A proposal to expand the Formosa Group’s naphtha cracker in Yunlin County’s Mailiao (麥寮) was rejected at an ad hoc Environmental Impact Assessment (EIA) specialist meeting yesterday because the number of storage tanks listed in the plan was unverified.
The group was told to clarify the number within a month and resubmit the plan.
Before the meeting at the Environmental Protection Administration (EPA) in Taipei began, environmentalists rallied in front of the building to call for the plant to cease operations over what they said were falsified reports on the number of storage tanks it has and the air pollution it causes.
According to Taiwan Water Conservation Alliance spokesperson Chen Jiau-hua (陳椒華), the EPA said it had discovered that the plant had more than 3,000 storage tanks while using unmanned aerial vehicles to monitor the environment. The Yulin County Government later confirmed that having hundreds of tanks at such a facility is illegal.
However, the company’s EIA report said that there were only 1,875 tanks at the cracker as of May last year, with the figure reduced to 1,126 in the report it submitted in October, Chen added.

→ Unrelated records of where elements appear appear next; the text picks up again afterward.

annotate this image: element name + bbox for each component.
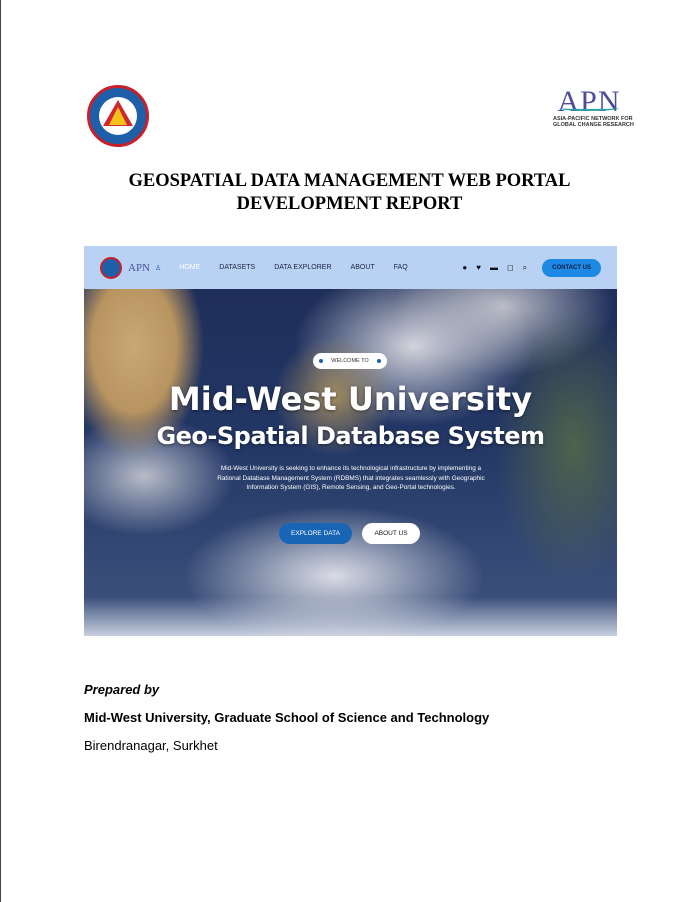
- portal-navbar: APN ♙ HOME DATASETS DATA EXPLORER ABOUT …: [84, 246, 617, 289]
- nav-partner-icon: ♙: [155, 264, 162, 272]
- hero-subheading: Geo-Spatial Database System: [156, 422, 545, 450]
- youtube-icon: ▬: [489, 262, 498, 272]
- instagram-icon: ◻: [506, 262, 514, 272]
- title-line-2: DEVELOPMENT REPORT: [236, 194, 463, 214]
- organization-name: Mid-West University, Graduate School of …: [84, 710, 490, 725]
- portal-screenshot: APN ♙ HOME DATASETS DATA EXPLORER ABOUT …: [84, 246, 617, 636]
- explore-data-button: EXPLORE DATA: [279, 523, 352, 544]
- title-line-1: GEOSPATIAL DATA MANAGEMENT WEB PORTAL: [128, 171, 571, 191]
- mwu-logo: [87, 85, 149, 147]
- facebook-icon: ●: [462, 262, 468, 272]
- prepared-by-label: Prepared by: [84, 682, 160, 697]
- nav-home: HOME: [179, 264, 201, 271]
- nav-mwu-logo: [100, 256, 122, 279]
- hero-description: Mid-West University is seeking to enhanc…: [217, 465, 485, 491]
- report-title: GEOSPATIAL DATA MANAGEMENT WEB PORTAL DE…: [1, 170, 697, 216]
- nav-datasets: DATASETS: [219, 264, 256, 271]
- nav-apn-logo: APN: [128, 261, 151, 274]
- about-us-button: ABOUT US: [362, 523, 420, 544]
- search-icon: ⌕: [522, 262, 528, 272]
- nav-faq: FAQ: [393, 264, 408, 271]
- apn-subtitle-2: GLOBAL CHANGE RESEARCH: [553, 122, 634, 128]
- nav-data-explorer: DATA EXPLORER: [274, 264, 332, 271]
- location: Birendranagar, Surkhet: [84, 738, 218, 753]
- apn-logo: APN ASIA-PACIFIC NETWORK FOR GLOBAL CHAN…: [553, 85, 634, 129]
- contact-us-button: CONTACT US: [542, 258, 601, 277]
- twitter-icon: ♥: [476, 262, 481, 272]
- welcome-badge: WELCOME TO: [313, 353, 387, 369]
- nav-about: ABOUT: [350, 264, 375, 271]
- hero-heading: Mid-West University: [168, 380, 533, 418]
- apn-logo-text: APN: [557, 85, 621, 118]
- welcome-text: WELCOME TO: [331, 358, 369, 364]
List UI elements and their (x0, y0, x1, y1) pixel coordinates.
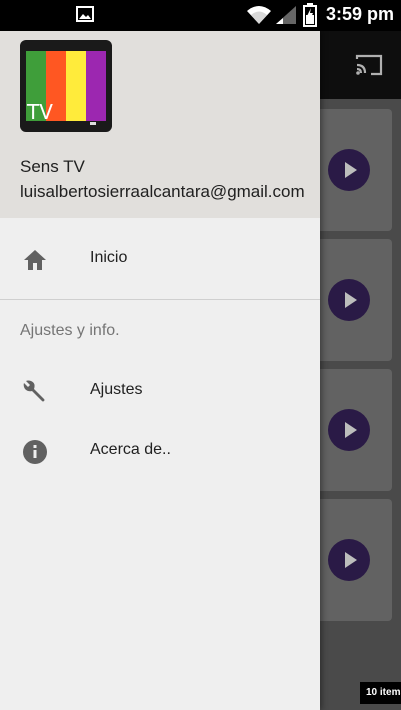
logo-stripe-yellow (66, 51, 86, 121)
navigation-drawer: TV Sens TV luisalbertosierraalcantara@gm… (0, 31, 320, 710)
battery-icon (303, 3, 317, 27)
play-icon[interactable] (328, 149, 370, 191)
home-icon (24, 250, 46, 270)
wifi-icon (247, 6, 271, 24)
play-icon[interactable] (328, 279, 370, 321)
menu-label-ajustes: Ajustes (90, 381, 143, 398)
item-count-badge: 10 items (360, 682, 401, 704)
video-card[interactable] (320, 499, 392, 621)
menu-item-inicio[interactable]: Inicio (0, 229, 320, 289)
logo-stripe-purple (86, 51, 106, 121)
info-icon (23, 440, 47, 464)
play-icon[interactable] (328, 409, 370, 451)
menu-label-inicio: Inicio (90, 249, 128, 266)
video-card[interactable] (320, 239, 392, 361)
status-bar: 3:59 pm (0, 0, 401, 31)
wrench-icon (23, 380, 45, 402)
video-card[interactable] (320, 109, 392, 231)
account-email: luisalbertosierraalcantara@gmail.com (20, 182, 305, 201)
video-card[interactable] (320, 369, 392, 491)
play-icon[interactable] (328, 539, 370, 581)
account-name: Sens TV (20, 157, 85, 176)
menu-label-acerca: Acerca de.. (90, 441, 171, 458)
app-content (320, 99, 401, 710)
app-toolbar (320, 31, 401, 99)
section-title: Ajustes y info. (20, 322, 120, 339)
signal-icon (276, 6, 296, 24)
menu-divider (0, 299, 320, 300)
menu-item-ajustes[interactable]: Ajustes (0, 361, 320, 421)
app-logo: TV (20, 40, 112, 132)
logo-indicator (90, 122, 96, 125)
menu-item-acerca[interactable]: Acerca de.. (0, 421, 320, 481)
photo-icon (76, 6, 94, 22)
drawer-header: TV Sens TV luisalbertosierraalcantara@gm… (0, 31, 320, 218)
status-time: 3:59 pm (326, 4, 395, 24)
logo-tv-text: TV (27, 100, 53, 124)
cast-icon[interactable] (354, 53, 384, 77)
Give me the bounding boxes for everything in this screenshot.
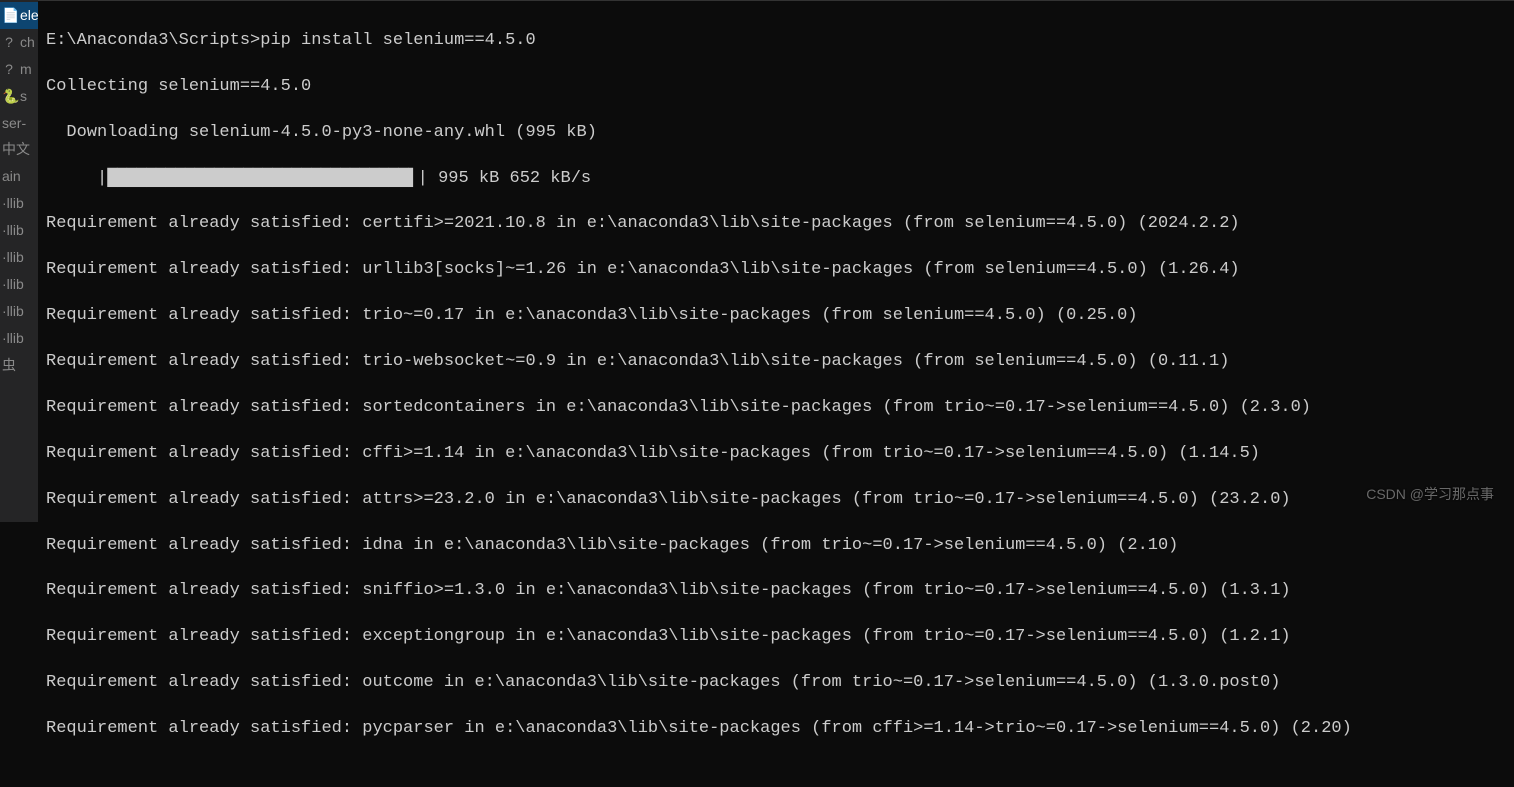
sidebar-item[interactable]: ain [0,163,38,190]
sidebar-item-label: 中文 [2,140,30,159]
terminal-line: Requirement already satisfied: trio~=0.1… [46,305,1506,328]
sidebar-item-label: ·llib [2,275,24,294]
progress-prefix: | [46,169,107,188]
file-icon: ? [2,60,16,79]
terminal-prompt-line: E:\Anaconda3\Scripts>pip install seleniu… [46,30,1506,53]
sidebar-item-label: ·llib [2,194,24,213]
terminal-line: Requirement already satisfied: certifi>=… [46,213,1506,236]
file-icon: ? [2,33,16,52]
sidebar-item-label: ·llib [2,302,24,321]
sidebar-item-label: ·llib [2,248,24,267]
sidebar-item[interactable]: 📄 elen [0,2,38,29]
terminal-line: Collecting selenium==4.5.0 [46,76,1506,99]
sidebar-item[interactable]: 中文 [0,136,38,163]
sidebar-item[interactable]: ? m [0,56,38,83]
sidebar-item-label: ch [20,33,35,52]
terminal-line: Requirement already satisfied: urllib3[s… [46,259,1506,282]
terminal-progress-line: |███████████████████████████████▌| 995 k… [46,168,1506,191]
terminal-line: Requirement already satisfied: sortedcon… [46,397,1506,420]
progress-bar: ███████████████████████████████▌ [107,169,417,188]
sidebar-item[interactable]: 虫 [0,352,38,379]
sidebar-item[interactable]: ser- [0,110,38,137]
sidebar-item[interactable]: ·llib [0,298,38,325]
terminal-output[interactable]: E:\Anaconda3\Scripts>pip install seleniu… [38,0,1514,522]
terminal-line: Requirement already satisfied: cffi>=1.1… [46,443,1506,466]
sidebar-item[interactable]: ·llib [0,325,38,352]
sidebar-item[interactable]: ? ch [0,29,38,56]
sidebar-item-label: ser- [2,114,26,133]
sidebar-item-label: 虫 [2,356,16,375]
terminal-line: Requirement already satisfied: outcome i… [46,672,1506,695]
progress-suffix: | 995 kB 652 kB/s [418,169,591,188]
editor-sidebar: 📄 elen ? ch ? m 🐍 s ser- 中文 ain ·llib ·l… [0,0,38,522]
terminal-line: Requirement already satisfied: attrs>=23… [46,489,1506,512]
sidebar-item-label: m [20,60,32,79]
terminal-line: Requirement already satisfied: trio-webs… [46,351,1506,374]
sidebar-item-label: elen [20,6,38,25]
sidebar-item-label: ·llib [2,329,24,348]
terminal-line: Requirement already satisfied: sniffio>=… [46,580,1506,603]
sidebar-item-label: s [20,87,27,106]
sidebar-item[interactable]: ·llib [0,271,38,298]
file-icon: 📄 [2,6,16,25]
terminal-prompt: E:\Anaconda3\Scripts> [46,31,260,50]
sidebar-item[interactable]: ·llib [0,217,38,244]
sidebar-item[interactable]: 🐍 s [0,83,38,110]
sidebar-item[interactable]: ·llib [0,190,38,217]
terminal-command: pip install selenium==4.5.0 [260,31,535,50]
watermark-text: CSDN @学习那点事 [1366,485,1494,504]
sidebar-item-label: ·llib [2,221,24,240]
terminal-line: Requirement already satisfied: idna in e… [46,535,1506,558]
terminal-line: Downloading selenium-4.5.0-py3-none-any.… [46,122,1506,145]
sidebar-item-label: ain [2,167,21,186]
sidebar-item[interactable]: ·llib [0,244,38,271]
terminal-line: Requirement already satisfied: pycparser… [46,718,1506,741]
python-icon: 🐍 [2,87,16,106]
terminal-line: Requirement already satisfied: exception… [46,626,1506,649]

Since it has been alleged that Formosa Group presented fake data in its environmental reports, the government and EIA committee members should confirm the number of storage tanks before reviewing the expansion proposal, Chen said, adding that the firm’s owners should be punished if found to have provided misleading information.
Company representatives said the lower number of storage tanks in the October report resulted from the exclusion of wastewater or rainwater storage facilities.
They added that the figure derived from the EPA’s reconnaissance was erroneous because it had likely counted all round structures as storage tanks, which was inaccurate as some of them are underground.
That prompted Chen to ask if the actual number may be even higher if some are underground.